I love it. Sometimes I think so deeply about this stuff it feels like my brain implodes on itself and I have to just pack up and go. Look, just go go for a walk. This is where are you're even going.
Sometimes we talk and I think do we actually say anything that's going to help anyone? And I think no, And then I think, well did we? But it's like it's really just without bringing out that old chestnut too much, but it's just meta cognition. It's just thinking about how we think. It's thinking about how we think. It's thinking about how others think. It's having self awareness in the moment. You know, if it's been great, and please stop sending me photos of puppies for adoption.
What do you think of this morning? She's a bit curio, isn't she.

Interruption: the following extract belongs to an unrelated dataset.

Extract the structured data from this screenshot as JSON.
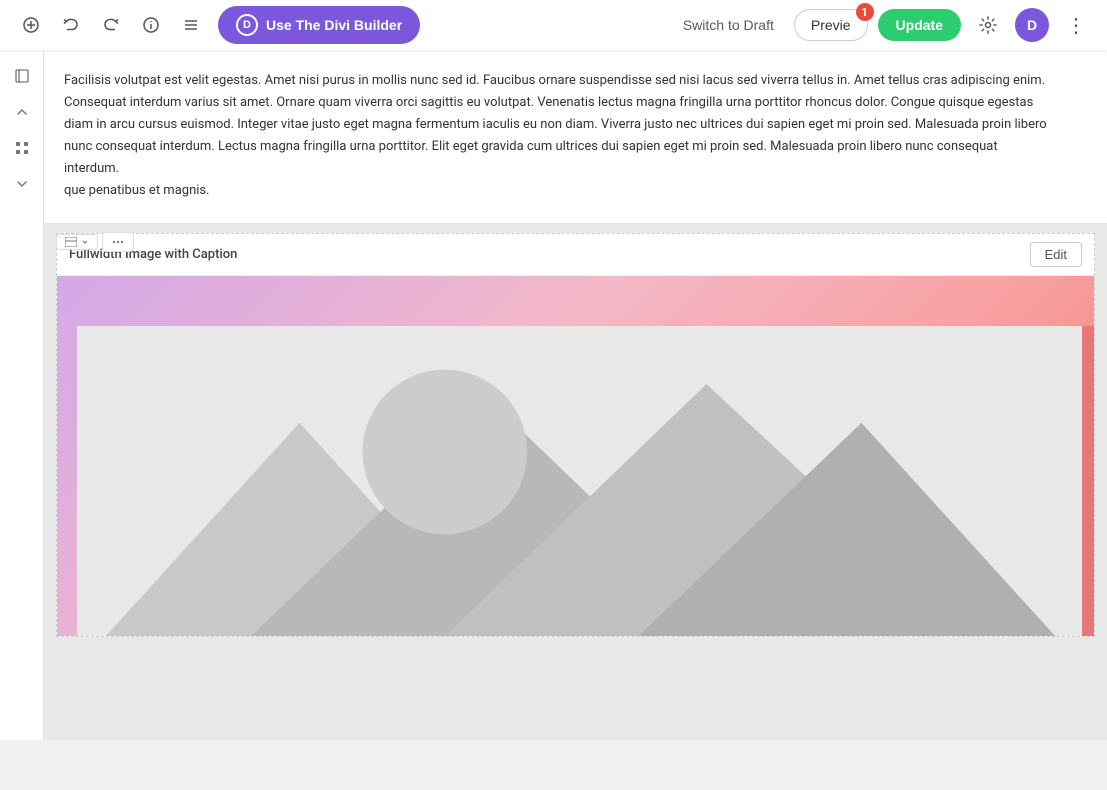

Oh she's very cute. She sent me a picture this morning. It's a labrador pit no staffy cross.
You needs a strong handler.
It needs very cute face.
Yeah.
I couldn't see the body though. I couldn't. Oh my god, do you know what I this is probably for off the but fuck it, let's do it on the podcast. Hey, every one, you're welcome. When I get I should even post it in the group. I'll post in the group. I think, Oh, it's such a funny looking dog. I'll send it to you. You will send me back ten laughing faces. It's a cross between a Labrador, so it looks exactly like a lab right lab face, lab coat, and a corgy. So it's like a lab that's fucking
three inches off the ground. You know those cars where they take out the springs and they lower them. It's like the labrador that's been taken into the shop and lowered, and he's instead of his legs being like a foot long, they're like fucking three inches. Oh it's the cutest, weirdest looking thing ever.
When I was little, I had a dog called Rocky and it was I don't know what it was, but maybe across a dashhound cross, beagle cross, maybe Jack Russells. Had this stumpy, big long body and these two stupid little legs that it couldn't hold with a kind of a Jack russelly but round a face. God, he was cool. I taught him to beg too, you know, they've got the long bodies and he looks so funny.
Okay, now I'm going to send I'm going to send this to you on air right now, just because I want you to Oh my god, I want you to have a look in real time. I'm going to send it to Team typ send. This is a terrible thing to do. And if you're ever hosting a podcast, anyone, it's gone to you. Do you ever host ever.
Host exactly the body shape of Rocky?
How cute is that little motherfucker? Look at him?
Oh my god, s cross labrador for sure.
Yeah, that's why. That's what it says, corgy cross labrador, and they call them a corgodor. Oh god, look at his little face and his weirdy little legs. We want to squash his Oh all right, everybody that'll do over and out.